Purse strings are tightening across the world. It is a strange situation: money is cheap, yet just not available. It is ironic to talk about tight liquidity at such low global interest rates, yet if you talk to hedge funds or private equity players they will tell you that money is very tight. Deals are getting pulled out. The head of Baer Capital told CNBC TV18 yesterday that a $350 million commitment was pulled out last week and one rich individual investor also went back on a capital commitment. This specific example highlights a growing trend of the liquidity tap running dry.
Not all of this has ripples in the secondary market directly, which is why they do not always show up as large portfolio investment sales. Yet, make no mistake, it matters deeply to several listed stocks.
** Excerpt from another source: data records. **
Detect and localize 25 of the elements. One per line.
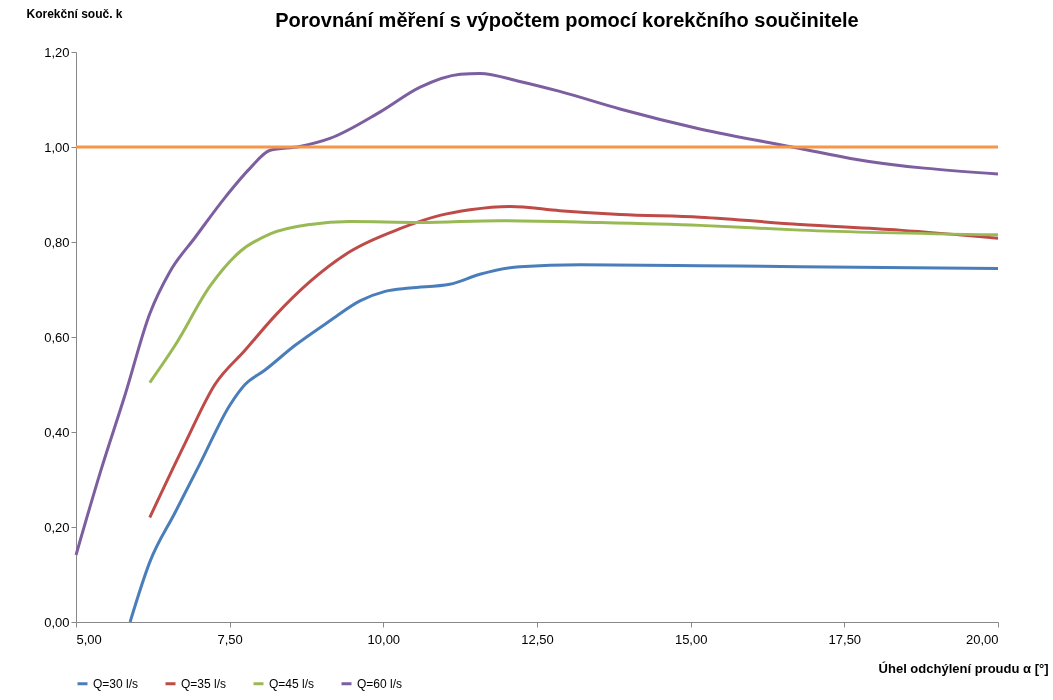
x-tick-label: 12,50 bbox=[521, 631, 554, 647]
line-series bbox=[128, 263, 1000, 624]
line-series bbox=[148, 219, 1000, 385]
y-axis-title: Korekční souč. k bbox=[26, 6, 123, 21]
x-tick-label: 15,00 bbox=[674, 631, 708, 647]
legend-label: Q=45 l/s bbox=[269, 676, 315, 691]
line-series bbox=[148, 204, 1000, 519]
legend-label: Q=30 l/s bbox=[93, 676, 139, 691]
x-tick-label: 5,00 bbox=[76, 631, 102, 647]
x-tick-label: 10,00 bbox=[367, 631, 401, 647]
y-tick-label: 0,60 bbox=[44, 329, 70, 345]
chart-title: Porovnání měření s výpočtem pomocí korekčního součinitele bbox=[275, 9, 859, 31]
y-tick-label: 1,00 bbox=[44, 139, 70, 155]
y-tick-label: 0,00 bbox=[44, 614, 70, 630]
line-series bbox=[74, 71, 1000, 557]
legend-label: Q=35 l/s bbox=[181, 676, 227, 691]
y-tick-label: 0,40 bbox=[44, 424, 70, 440]
y-tick-label: 0,20 bbox=[44, 519, 70, 535]
x-tick-label: 17,50 bbox=[828, 631, 862, 647]
y-tick-label: 1,20 bbox=[44, 44, 70, 60]
y-tick-label: 0,80 bbox=[44, 234, 70, 250]
legend-label: Q=60 l/s bbox=[357, 676, 403, 691]
x-tick-label: 7,50 bbox=[217, 631, 243, 647]
x-axis-title: Úhel odchýlení proudu α [°] bbox=[878, 660, 1049, 676]
x-tick-label: 20,00 bbox=[965, 631, 999, 647]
Take the case of real estate: Unitech is unable to do its $1.5 billion institutional placement, despite its stock price losing 40 per cent this year. The listing of DLF’s real estate investment trust in Singapore seems stuck. Forget initial public offers, even placements to targeted investors planned earlier are coming unstuck. This poses a huge problem to companies for which fresh capital is a key ingredient for growth. A lot of the earlier earnings estimates for such companies are predicated on easy equity capital. Now not only is capital hard to come by, when it does it may come at significantly lower valuations, implying much greater equity dilution for companies. An additional hit can come for stocks that were dependent on “unlocking” stories, where either IPOs of subsidiaries were expected at lofty valuations or where placements for these subsidiaries were expected to set high valuation benchmarks and augment sum of parts value. All of this may now need to be revisited.
Hopefully this liquidity freeze will not last long. Some money could find its way into equity assets if the commodity market cools off. Commodities seem to have been recipients of most of the risk capital going around the world today. The bigger relief would be when the extreme risk aversion seen in global investors eases off but given that the size of the credit problem in the US is getting bigger with every passing day, that may have to wait awhile. Till then the equity market may have to make do with crumbs.